PROJECT SUMMARY
The experience of our ancestors has important consequences for our own health. Studies in humans
and animal models have shown that stress or trauma experienced in one generation can affect the cognition,
behavior, and physiology of subsequent descendants for multiple generations. However, the mechanisms of
transgenerational inheritance have proven challenging to study, partially due to the scarcity of epigenetic
phenotypes that can be traced through multiple generations. Thus, we have developed a unique model for
transgenerational epigenetic inheritance in the nematode Caenorhabditis elegans that allows us to link
molecular changes with phenotypic effects over dozens of generations. Our long-term goal is to leverage
this model to understand how chromatin landscapes shape gene expression, cell fate, and physiology.

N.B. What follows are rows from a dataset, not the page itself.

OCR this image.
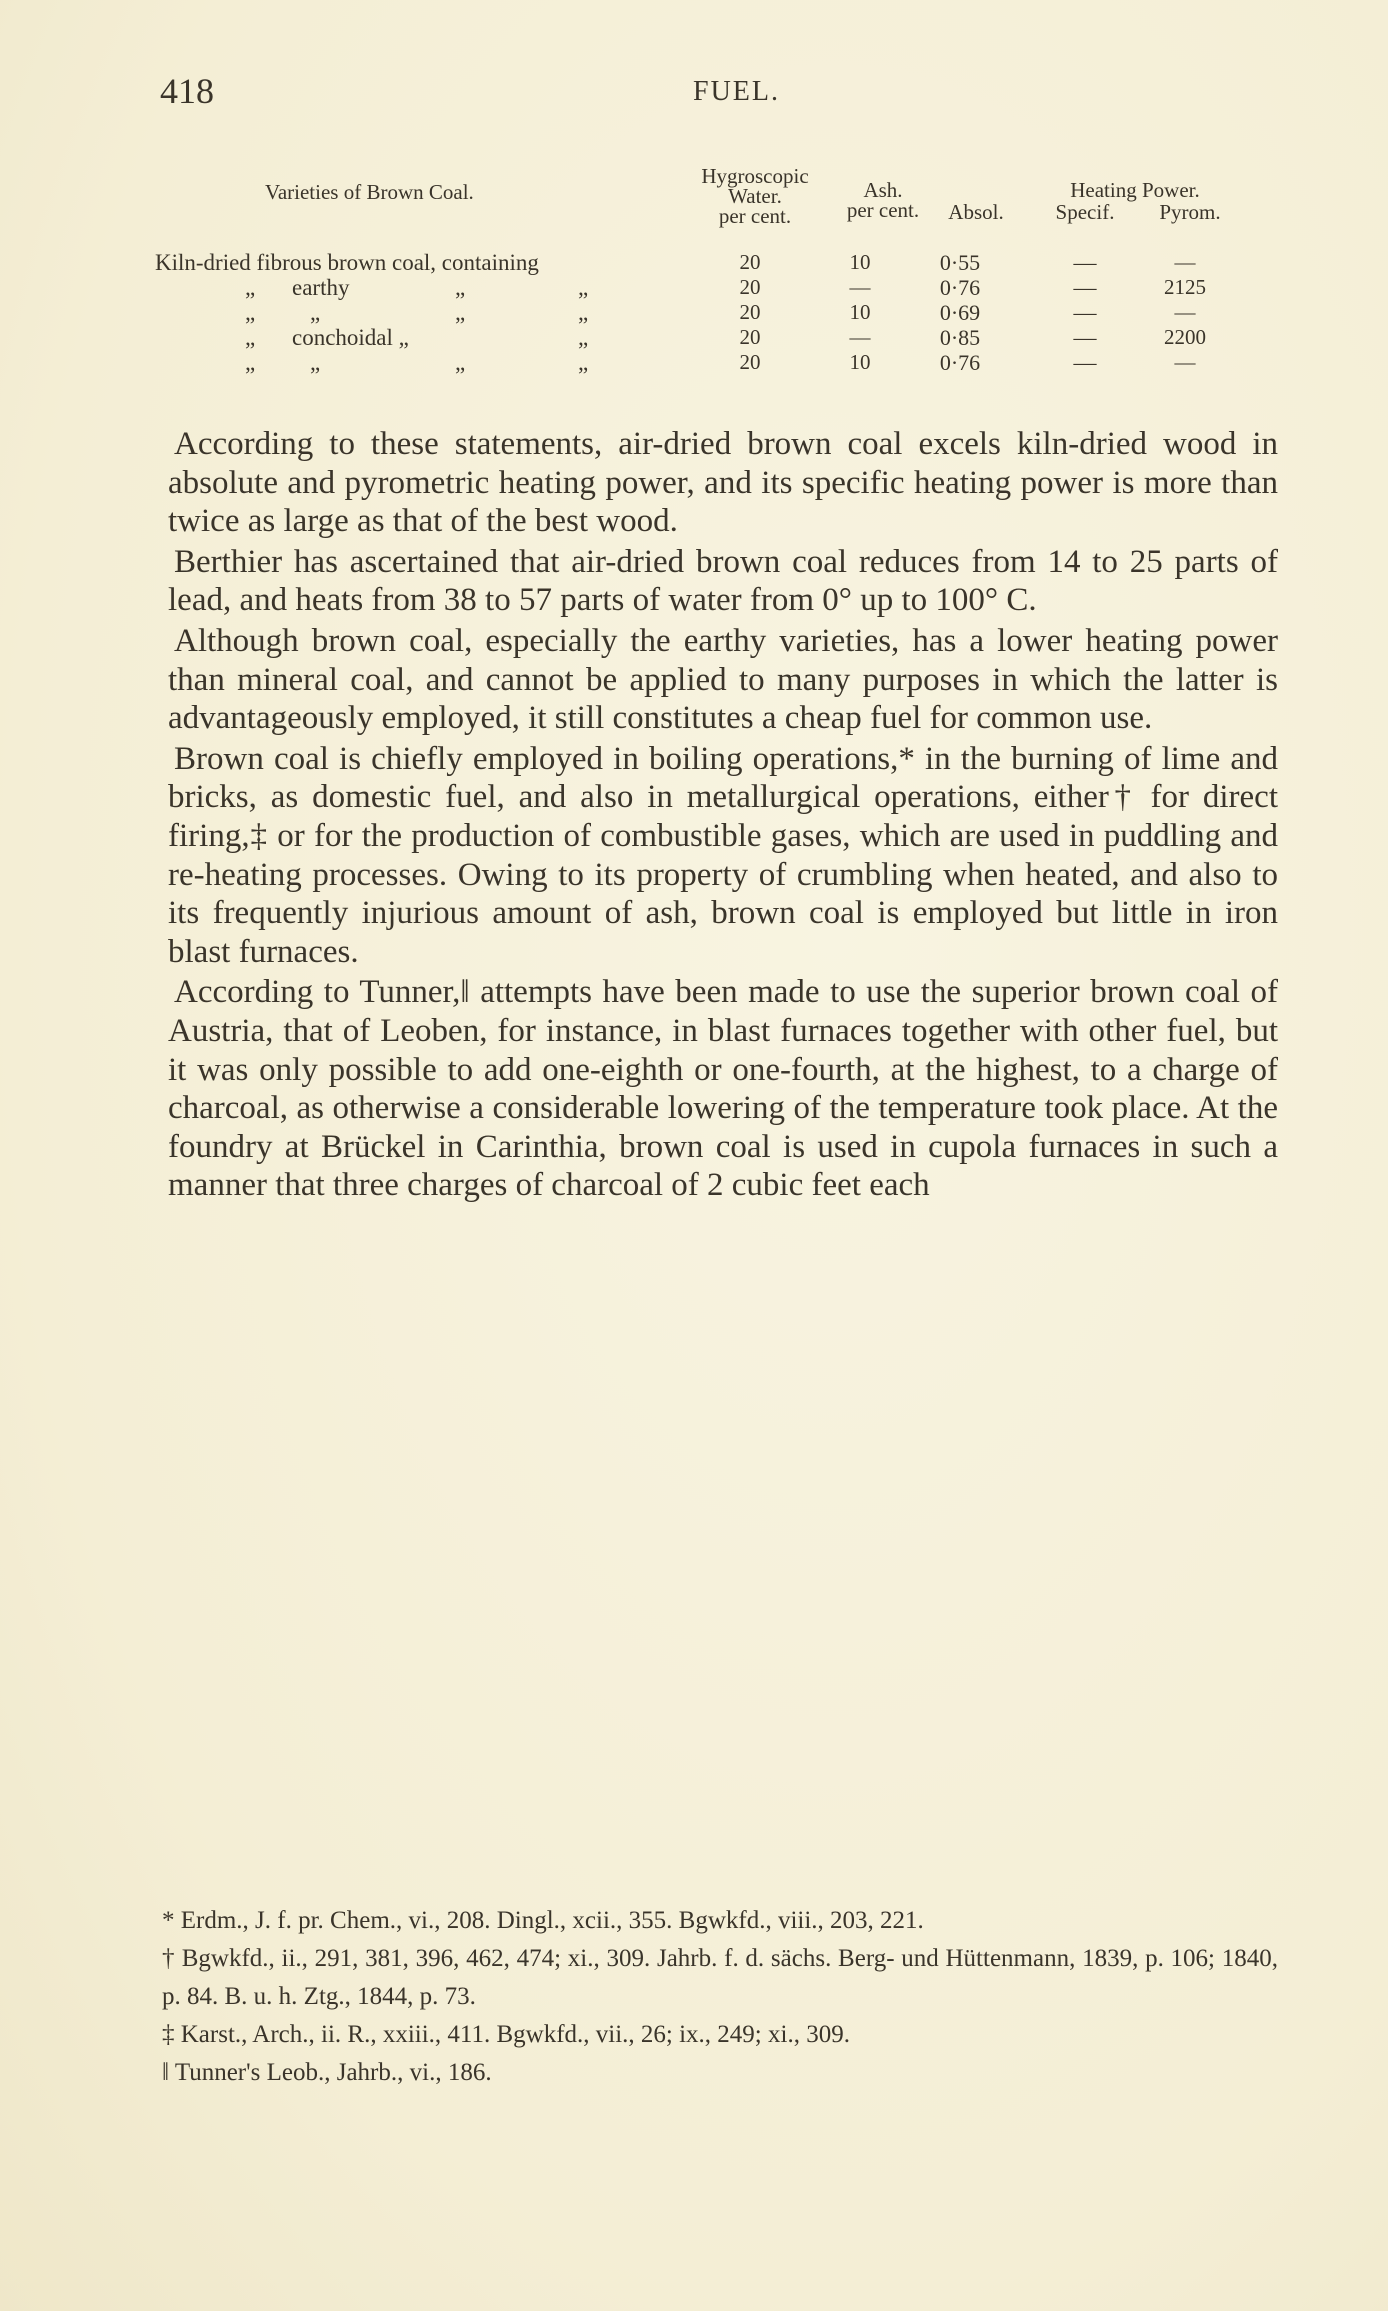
418	FUEL.
Varieties of Brown Coal.
Hygroscopic
Water.
per cent.
Ash.
per cent.
Heating Power.
Absol.	Specif.	Pyrom.
Kiln-dried fibrous brown coal, containing	20	10	0·55	—	—
„ earthy	„	„	20	—	0·76	—	2125
„ „	„	„	20	10	0·69	—	—
„ conchoidal „	„	20	—	0·85	—	2200
„ „	„	„	20	10	0·76	—	—

According to these statements, air-dried brown coal excels kiln-dried wood in absolute and pyrometric heating power, and its specific heating power is more than twice as large as that of the best wood.

Berthier has ascertained that air-dried brown coal reduces from 14 to 25 parts of lead, and heats from 38 to 57 parts of water from 0° up to 100° C.

Although brown coal, especially the earthy varieties, has a lower heating power than mineral coal, and cannot be applied to many purposes in which the latter is advantageously employed, it still constitutes a cheap fuel for common use.

Brown coal is chiefly employed in boiling operations,* in the burning of lime and bricks, as domestic fuel, and also in metallurgical operations, either† for direct firing,‡ or for the production of combustible gases, which are used in puddling and re-heating processes. Owing to its property of crumbling when heated, and also to its frequently injurious amount of ash, brown coal is employed but little in iron blast furnaces.

According to Tunner,‖ attempts have been made to use the superior brown coal of Austria, that of Leoben, for instance, in blast furnaces together with other fuel, but it was only possible to add one-eighth or one-fourth, at the highest, to a charge of charcoal, as otherwise a considerable lowering of the temperature took place. At the foundry at Brückel in Carinthia, brown coal is used in cupola furnaces in such a manner that three charges of charcoal of 2 cubic feet each

* Erdm., J. f. pr. Chem., vi., 208. Dingl., xcii., 355. Bgwkfd., viii., 203, 221.

† Bgwkfd., ii., 291, 381, 396, 462, 474; xi., 309. Jahrb. f. d. sächs. Berg- und Hüttenmann, 1839, p. 106; 1840, p. 84. B. u. h. Ztg., 1844, p. 73.

‡ Karst., Arch., ii. R., xxiii., 411. Bgwkfd., vii., 26; ix., 249; xi., 309.

‖ Tunner's Leob., Jahrb., vi., 186.
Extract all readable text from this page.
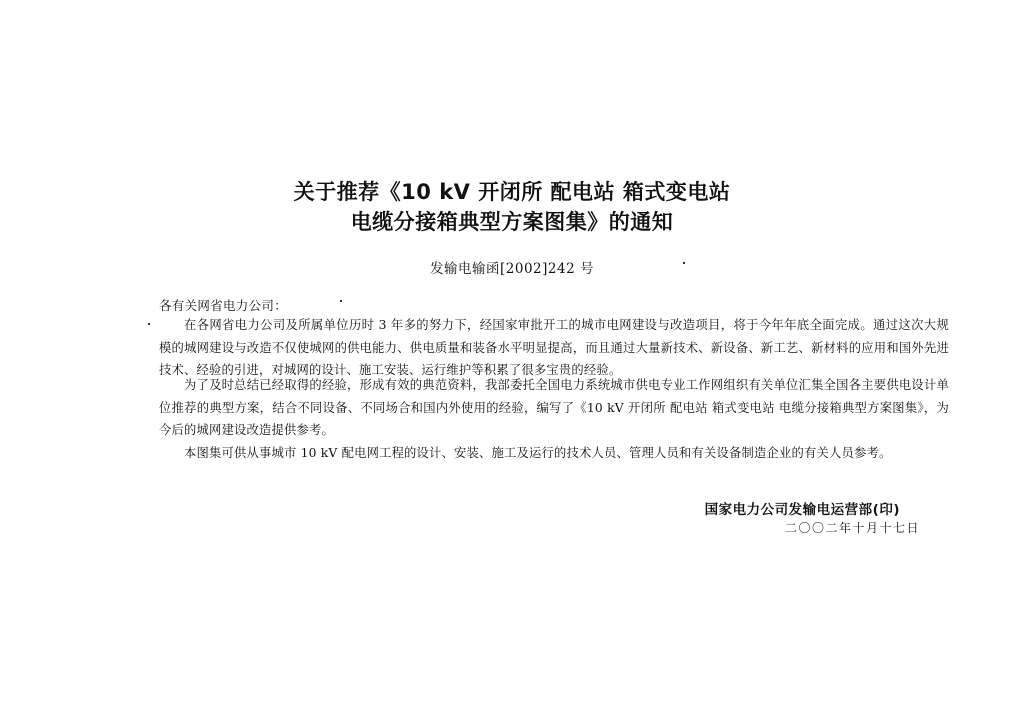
关于推荐《10 kV 开闭所 配电站 箱式变电站
电缆分接箱典型方案图集》的通知
发输电输函[2002]242 号
各有关网省电力公司：
在各网省电力公司及所属单位历时 3 年多的努力下，经国家审批开工的城市电网建设与改造项目，将于今年年底全面完成。通过这次大规模的城网建设与改造不仅使城网的供电能力、供电质量和装备水平明显提高，而且通过大量新技术、新设备、新工艺、新材料的应用和国外先进技术、经验的引进，对城网的设计、施工安装、运行维护等积累了很多宝贵的经验。
为了及时总结已经取得的经验，形成有效的典范资料，我部委托全国电力系统城市供电专业工作网组织有关单位汇集全国各主要供电设计单位推荐的典型方案，结合不同设备、不同场合和国内外使用的经验，编写了《10 kV 开闭所 配电站 箱式变电站 电缆分接箱典型方案图集》，为今后的城网建设改造提供参考。
本图集可供从事城市 10 kV 配电网工程的设计、安装、施工及运行的技术人员、管理人员和有关设备制造企业的有关人员参考。
国家电力公司发输电运营部(印)
二〇〇二年十月十七日
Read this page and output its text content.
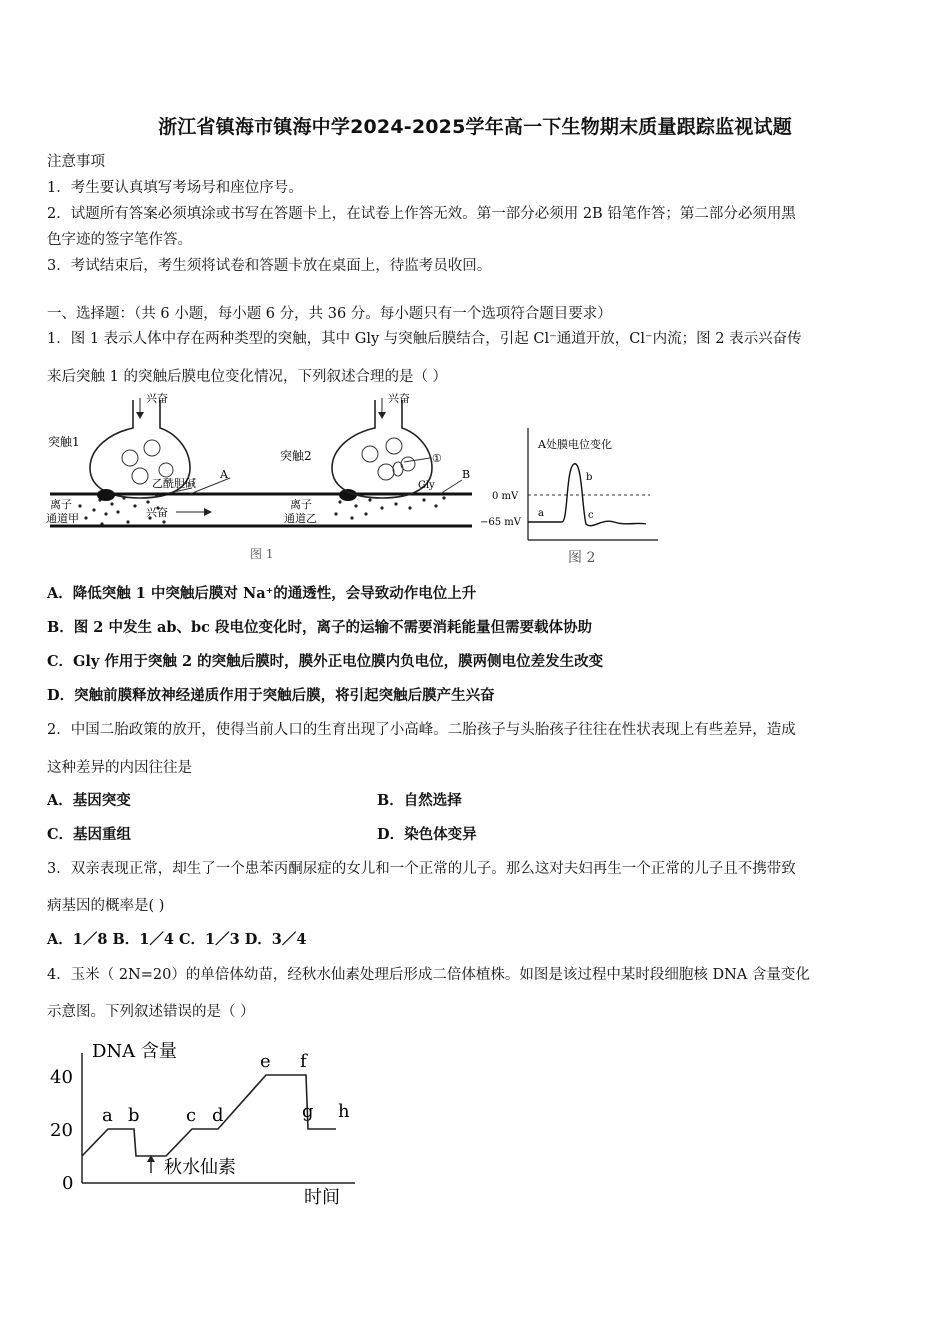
浙江省镇海市镇海中学2024-2025学年高一下生物期末质量跟踪监视试题
注意事项
1．考生要认真填写考场号和座位序号。
2．试题所有答案必须填涂或书写在答题卡上，在试卷上作答无效。第一部分必须用 2B 铅笔作答；第二部分必须用黑
色字迹的签字笔作答。
3．考试结束后，考生须将试卷和答题卡放在桌面上，待监考员收回。
一、选择题：（共 6 小题，每小题 6 分，共 36 分。每小题只有一个选项符合题目要求）
1．图 1 表示人体中存在两种类型的突触，其中 Gly 与突触后膜结合，引起 Cl⁻通道开放，Cl⁻内流；图 2 表示兴奋传
来后突触 1 的突触后膜电位变化情况，下列叙述合理的是（ ）
兴奋
突触1
乙酰胆碱
A
离子
通道甲	兴奋
兴奋
突触2	①
Gly
B
离子
通道乙
图 1
A处膜电位变化
0 mV
−65 mV
a
b
c
图 2
A．降低突触 1 中突触后膜对 Na⁺的通透性，会导致动作电位上升
B．图 2 中发生 ab、bc 段电位变化时，离子的运输不需要消耗能量但需要载体协助
C．Gly 作用于突触 2 的突触后膜时，膜外正电位膜内负电位，膜两侧电位差发生改变
D．突触前膜释放神经递质作用于突触后膜，将引起突触后膜产生兴奋
2．中国二胎政策的放开，使得当前人口的生育出现了小高峰。二胎孩子与头胎孩子往往在性状表现上有些差异，造成
这种差异的内因往往是
A．基因突变	B．自然选择
C．基因重组	D．染色体变异
3．双亲表现正常，却生了一个患苯丙酮尿症的女儿和一个正常的儿子。那么这对夫妇再生一个正常的儿子且不携带致
病基因的概率是( )
A．1／8 B．1／4 C．1／3 D．3／4
4．玉米（ 2N=20）的单倍体幼苗，经秋水仙素处理后形成二倍体植株。如图是该过程中某时段细胞核 DNA 含量变化
示意图。下列叙述错误的是（ ）
DNA 含量
时间
40
20
0
a b	c d
e f
g h
秋水仙素
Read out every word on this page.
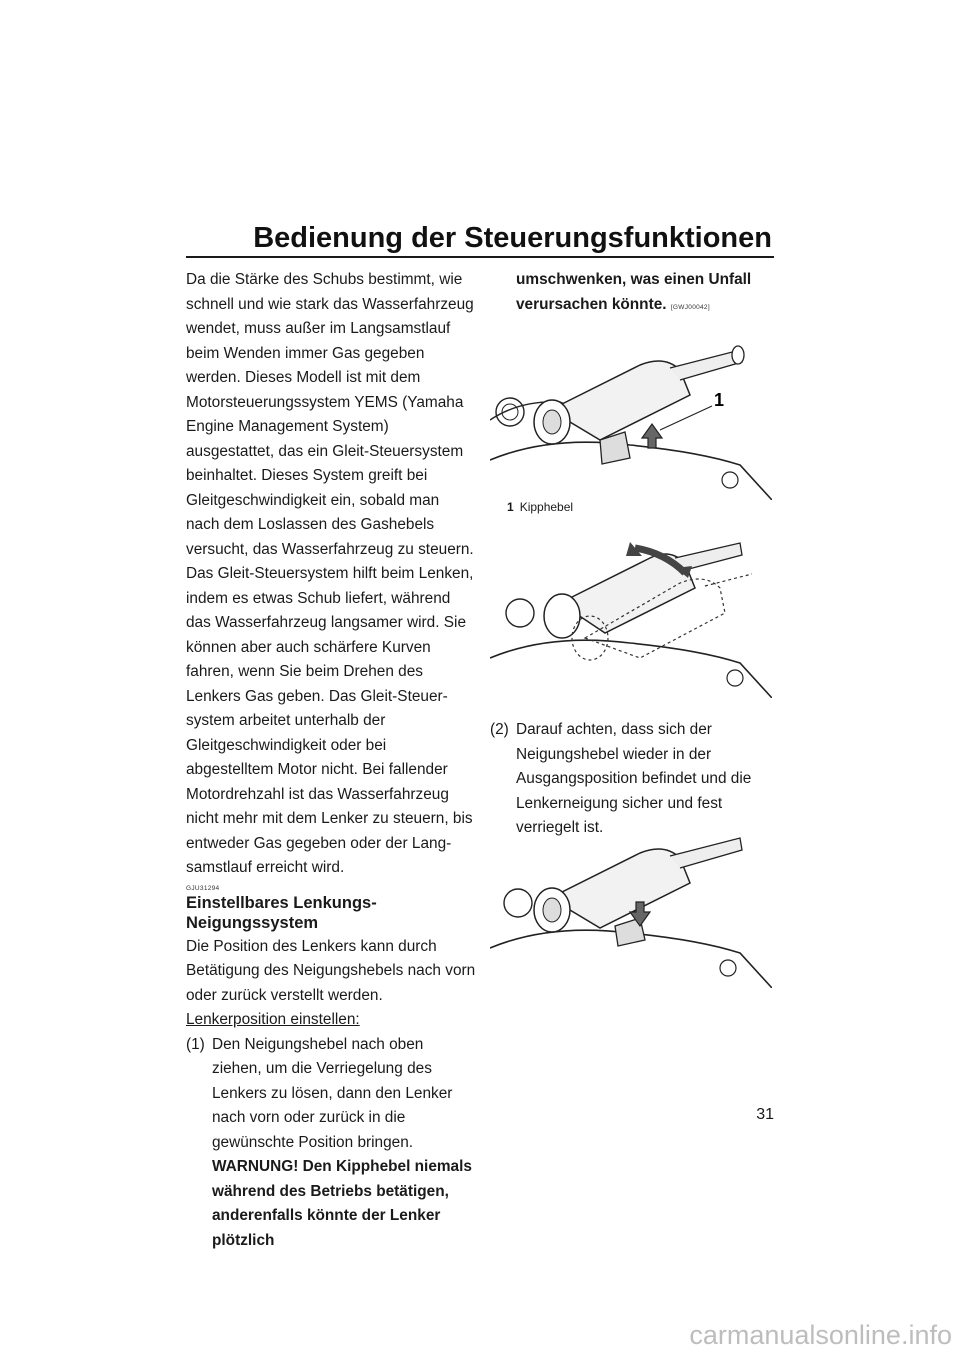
Bedienung der Steuerungsfunktionen

Da die Stärke des Schubs bestimmt, wie schnell und wie stark das Wasserfahrzeug wendet, muss außer im Langsamstlauf beim Wenden immer Gas gegeben werden. Dieses Modell ist mit dem Motorsteuerungssystem YEMS (Yamaha Engine Management System) ausgestattet, das ein Gleit-Steuersystem beinhaltet. Dieses System greift bei Gleitgeschwindigkeit ein, sobald man nach dem Loslassen des Gashebels versucht, das Wasserfahrzeug zu steuern. Das Gleit-Steuersystem hilft beim Lenken, indem es etwas Schub liefert, während das Wasserfahrzeug langsamer wird. Sie können aber auch schärfere Kurven fahren, wenn Sie beim Drehen des Lenkers Gas geben. Das Gleit-Steuersystem arbeitet unterhalb der Gleitgeschwindigkeit oder bei abgestelltem Motor nicht. Bei fallender Motordrehzahl ist das Wasserfahrzeug nicht mehr mit dem Lenker zu steuern, bis entweder Gas gegeben oder der Langsamstlauf erreicht wird.

GJU31294

Einstellbares Lenkungs-Neigungssystem

Die Position des Lenkers kann durch Betätigung des Neigungshebels nach vorn oder zurück verstellt werden.

Lenkerposition einstellen:

(1) Den Neigungshebel nach oben ziehen, um die Verriegelung des Lenkers zu lösen, dann den Lenker nach vorn oder zurück in die gewünschte Position bringen.

WARNUNG! Den Kipphebel niemals während des Betriebs betätigen, anderenfalls könnte der Lenker plötzlich

umschwenken, was einen Unfall verursachen könnte. [GWJ00042]
1
1 Kipphebel
(2) Darauf achten, dass sich der Neigungshebel wieder in der Ausgangsposition befindet und die Lenkerneigung sicher und fest verriegelt ist.
31
carmanualsonline.info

In our cells, genomes are packaged into chromatin, in which DNA is wrapped around cores of histone
proteins. Modifications are added and removed from histones, regulating access to DNA and therefore, gene
expression. The addition of two methyl groups to lysine 9 of histone 3 (H3K9me2) is associated with gene
repression, while addition to lysine 4 of the same histone (H3K4me) is associated with gene activation. We
discovered that a mutation in either WDR-5, which belongs to an H3K4 methylating complex, or a mutation in
JHDM-1, a putative demethylase for H3K9me2, causes the gradual, genome-wide accumulation of repressive
H3K9me2. This accumulation causes a gradual lifespan extension in both mutants: wdr-5 mutants acquire
longevity after twenty generations, while jhdm-1 mutants acquire longevity after eight generations. We will use
this model of transgenerational epigenetic inheritance to probe the consequences caused by the
inappropriate inheritance of repressive H3K9me2.
We hypothesize that generational changes in repressive H3K9me2 affect gene expression and
organismal physiology to impact health and extend lifespan. This proposal combines unbiased genomic
analyses with classical genetic approaches in two Specific Aims: 1. Identify which specific pathways respond to
the transgenerational accumulation of repressive H3K9me2 by examining health, gene expression, and
chromatin accessibility; and 2. Determine how H3K9me2 accumulation genetically interacts with the known
lifespan-extending pathway of lipid metabolism using epistasis analysis. Our approach offers two main
advantages: as self-fertilizing hermaphrodites, homozygous populations of C. elegans are genetically identical,
allowing us to distinguish epigenetic traits from genetic ones; and importantly, C. elegans can survive
perturbations to epigenetic inheritance that cause embryonic lethality in other animals. The mechanisms of
epigenetic regulation are highly conserved among all eukaryotes, including nematodes and mammals.
Therefore, our proposed research will provide fundamental insight into how the inheritance of chromatin
landscapes affects gene expression in human health and disease.